Mind Moves: We regularly hear experts having their say about the merits and shortcomings of our mental health service. But we don't often get the chance to listen to service users articulate their experience of our services, and what they would like to see changed.
That was the focus of a conference in Cork recently where 500 service users gathered to tell the experts what they needed of us. The conference, "Dignity, a first step to recovery", was organised by the Cork Advocacy Network (CAN) and hosted in UCC by the Department of Applied Social Studies, and featured a panel of speakers who spoke from their unique expertise as "survivors" of mental health services.
While one of the conference organisers acknowledged the work of some healthcare practitioners, the majority of those who spoke from the floor relayed experiences of care that were far from satisfactory. It took a lot of courage for them to articulate their experiences since they were being critical of the very services they turn to for help in times of tremendous personal vulnerability. What they described was disturbing and pointed to a need not merely for reform, but for a revolution, a "paradigm shift" as one speaker said, in how we engage with people who are mentally ill.
Among their negative experiences were being forced to undergo treatments such as ECT that were intrusive and frightening; the over-reliance on medications which left them dazed and confused; the lack of any explanation of why these treatments were being offered; the inadequate provision of any other social or psychological interventions, such as talk therapies; being left wandering around hospital corridors in a bewildered, even perplexed, state, often inadequately clothed; being seen only as embodiments of some particular diagnosis, and not as people who were highly self-aware and rational in some part of their being; and being talked at, rather than listened to.
Many participants felt they had been silenced by a system that encouraged compliance and a learned helplessness. This conference made it clear the days of silent acquiescence are over. Participants were asking for a mental health service offering safe and dignified environments where people can genuinely recover; where access to a range of creative treatment interventions is possible; and where their participation as people is encouraged at every level of their care.
In the world of mental healthcare, the "we know best" attitude has always dominated when it comes to considering what is good for patients. At times there may be some accuracy in this - medication and restraint may actually be what an individual needs to prevent them doing harm to themselves. But to extend this attitude to the majority of those in our care is to do violence to their dignity and to their capacity for self-
determination and meaningful collaboration in treatment planning.
It was interesting to see how few health professionals were present in the audience - I counted less than a handful of psychiatrists and psychologists. One of them was quite upset by what seemed to him an excessive focus on the darker side of our services. He pointed to the danger of deepening the rift between users and providers. He may have a point. But I wonder if the issue is not more to do with our failure to recognise that people do remember how they've been treated, and this conference for many may have been their first opportunity to talk publicly about their experience.
As someone who has been involved in the delivery of mental healthcare for many years - and one who claims no immunity from the criticisms raised at this conference - I found it encouraging to hear users speak out about their desire to take a more responsible role in their care, and to hear them assert their very fundamental human right to be treated at all times respectfully and with dignity.

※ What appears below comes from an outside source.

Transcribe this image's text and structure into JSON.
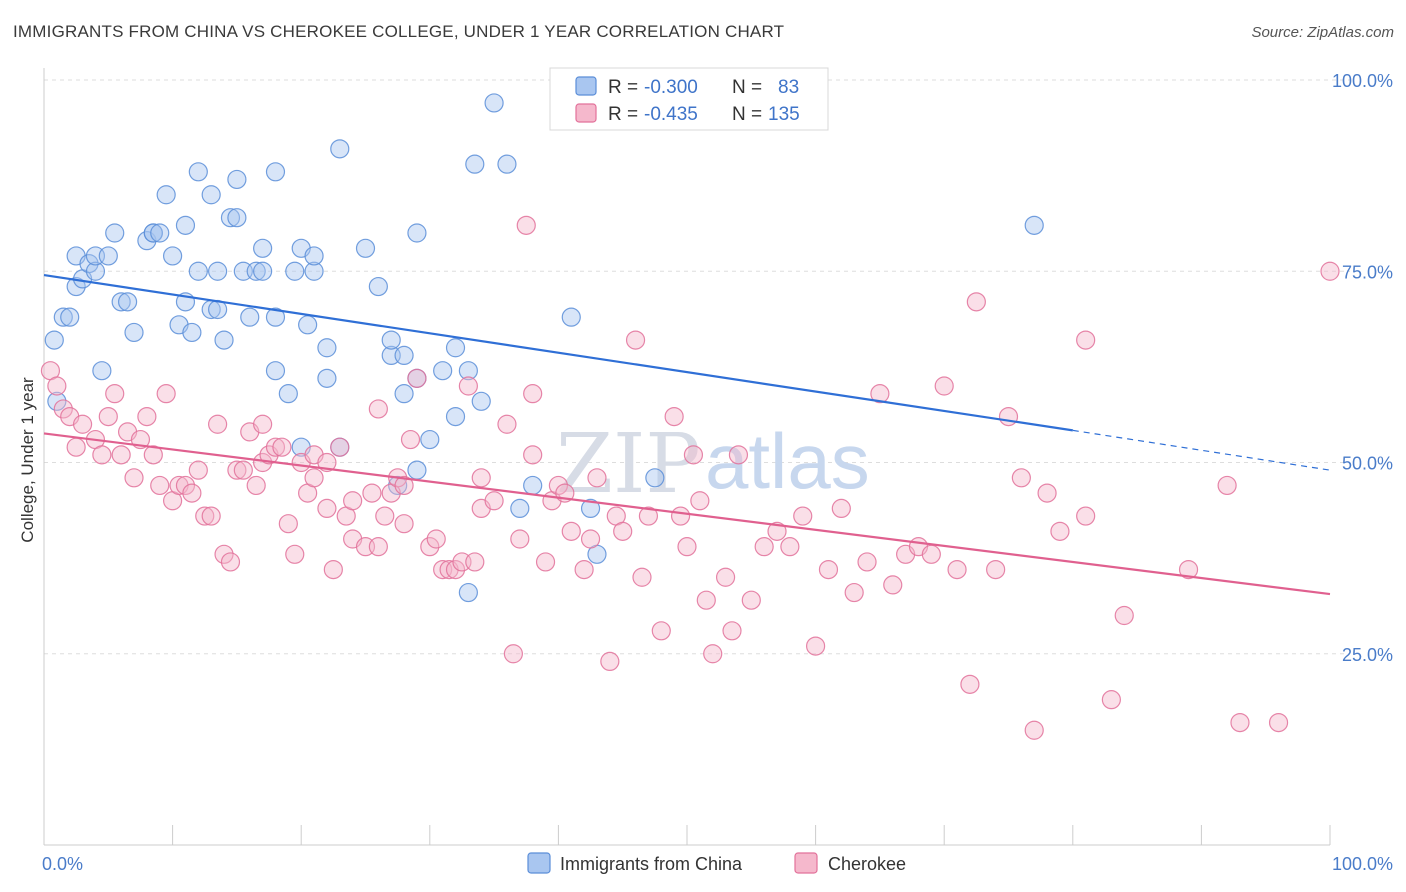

We as service providers haven't been able to deliver a mental healthcare system that addresses the real needs of people. This has partly been a problem of limited resources, and that needs to be urgently addressed, but it is also because we haven't listened to our patients in a way that enables them to feel they've been heard.
The CAN conference pointed to a model of care where the practical needs of the person with mental health problems would be central to care planning; and where meaningful user involvement at every stage of service planning and delivery could be the way to provide a service that, as one user put it, had mental health as its goal, rather than mental illness as its obsession.
I walked away sobered, but challenged, by the day's debate. As one speaker concluded, "There has never been a better time to be mentally distressed." I did not escape criticism on the day but neither did any other professional carer who was there. It would be so easy to write off the anger and hurt of service users as unreasonable. So easy to reassure ourselves that their hurt was further evidence of chemical imbalance, projection or deluded thought processes. But to be in the company of so many articulate, appropriate and obviously compassionate people, was a humbling experience.
To describe them as anything other than people with something very important to say would be to fall into a cosy kind of self-deception that is as destructive as it is deluded.
Dr Tony Bates is principal psychologist at St James's Hospital, Dublin.